Again, this scale isn't necessarily a reflection of quality. I'm just trying to help describe the difference between Master of Reality, Jeff Beck-Truth and Yellow Submarine.

Groove Factor -
This too is a nebulous ephemeral cloudlike formation that probably only makes sense to me. I'm thinking of it basically like this: how much does the record jam or rock or groove. Is the band just slamming? Is there some indescribable intangible something that makes this album work? Can you feel the electricity emanating from the grooves or does it feel cold and stifled? I guess you could say this is partly execution or delivery. This is maybe the least helpful factor, but there are some albums that are great because the delivery is so heavy even though musically it maybe wouldn't rank quite as high.
I suppose I just wanted a way of highlighting the instances when I feel a real chemistry; when it feels like the stars have aligned for certain albums and bands at certain times more than anything else.
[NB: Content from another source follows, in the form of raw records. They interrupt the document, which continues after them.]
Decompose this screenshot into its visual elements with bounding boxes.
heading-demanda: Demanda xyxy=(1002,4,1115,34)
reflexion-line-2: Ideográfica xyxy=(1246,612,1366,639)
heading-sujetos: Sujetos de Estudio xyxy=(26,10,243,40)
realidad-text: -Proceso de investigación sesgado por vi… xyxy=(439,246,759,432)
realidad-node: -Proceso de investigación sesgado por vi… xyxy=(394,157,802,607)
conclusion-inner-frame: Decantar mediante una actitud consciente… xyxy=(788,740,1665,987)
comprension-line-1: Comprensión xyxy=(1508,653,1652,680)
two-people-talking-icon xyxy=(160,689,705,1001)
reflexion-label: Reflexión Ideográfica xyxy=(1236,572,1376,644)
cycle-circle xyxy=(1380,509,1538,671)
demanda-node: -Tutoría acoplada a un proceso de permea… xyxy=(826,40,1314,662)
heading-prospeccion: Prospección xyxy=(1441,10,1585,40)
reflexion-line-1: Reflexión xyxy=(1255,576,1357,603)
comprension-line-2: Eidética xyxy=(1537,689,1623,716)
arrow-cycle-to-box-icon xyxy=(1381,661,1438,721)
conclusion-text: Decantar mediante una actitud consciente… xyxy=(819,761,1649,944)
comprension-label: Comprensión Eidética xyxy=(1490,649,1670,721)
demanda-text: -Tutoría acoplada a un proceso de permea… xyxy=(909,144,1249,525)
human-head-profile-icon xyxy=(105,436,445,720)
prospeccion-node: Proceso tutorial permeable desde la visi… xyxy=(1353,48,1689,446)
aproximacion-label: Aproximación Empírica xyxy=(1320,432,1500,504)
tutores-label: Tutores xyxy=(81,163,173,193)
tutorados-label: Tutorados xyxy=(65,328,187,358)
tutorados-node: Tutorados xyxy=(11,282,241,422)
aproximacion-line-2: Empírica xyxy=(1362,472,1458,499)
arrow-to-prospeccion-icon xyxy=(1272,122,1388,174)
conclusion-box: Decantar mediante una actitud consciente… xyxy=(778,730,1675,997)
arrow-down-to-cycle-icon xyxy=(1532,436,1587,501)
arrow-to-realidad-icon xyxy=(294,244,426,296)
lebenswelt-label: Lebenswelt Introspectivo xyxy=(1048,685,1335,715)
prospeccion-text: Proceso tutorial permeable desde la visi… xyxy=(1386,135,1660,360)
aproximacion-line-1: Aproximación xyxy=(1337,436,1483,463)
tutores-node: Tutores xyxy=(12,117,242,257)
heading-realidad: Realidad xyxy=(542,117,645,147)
Led Zeppelin IV is a good example. Not only is the groove that is being laid down by John Bonham and John Paul Jones throughout just sick, but the album as a whole is otherworldy genius. The stars aligned and everything fell into place perfectly for that album.
The first 3 Cactus albums have some serious groove and chemistry goin' on. They have a very live feel to them.
Yeah I know, this is a very subjective category.

and lastly:

Dig It: This is simply how much I like the album.

Here's a few well known albums rated with the system to give you some insight into my thinking:

Black Sabbath - Paranoid
Riff Density 10

Riff Caliber 10
Post Blues Factor 10
Groove Factor 9
Dig It 10

Led Zeppelin - II
Riff Density 6
Riff Caliber 9
Post Blues Factor 8
Groove Factor 8
Dig It 9

Led Zeppelin - III
Riff Density 4
Riff Caliber 7
Post Blues Factor 7
Groove Factor 6
Dig It 6

ZZ Top - First Album
Riff Density 9
Riff Caliber 10
Post Blues Factor 9
Groove Factor 10
Dig It 10

Free - Tons of Sobs
Riff Density 6
Riff Caliber 7
Post Blues Factor 6
Groove Factor 7
Dig It 8


Zischkale said...

Iron Claw - S/T

Riff Density 8
Riff Caliber 7
Post Blues Factor 10
Groove Factor 7
Dig It 8

Wo Fat said...

Hmm... I just recently got a copy of the Iron Claw, but haven't given it full attention yet. Let me get back to you and see if we're in agreement.

Zischkale said...

Haha, I might have rated it a little high, but I really was blown away by the early tracks. They work pretty well, despite zero production (the liner notes state the band kept being denied the volume they wanted).

The album as a whole spans a few years, so that provides some good variety, but there are some pretty bad timing issues in a few places. Fun listen, though, and many worth revisiting.

That opening riff to "Pavement Artist" kicks.

Rockspeny said...

OK, goddit, cool system, my mind has been opened...

Liquidgreggy said...

You have to Check out/Rate the first self titled 'Kamchatka' Album. I am sure there is a 10 for post Blues and Groove factor in there.

Wo Fat said...

Hmm...I don't have the Kamchatka album. I am intrigued. I will have to search it out.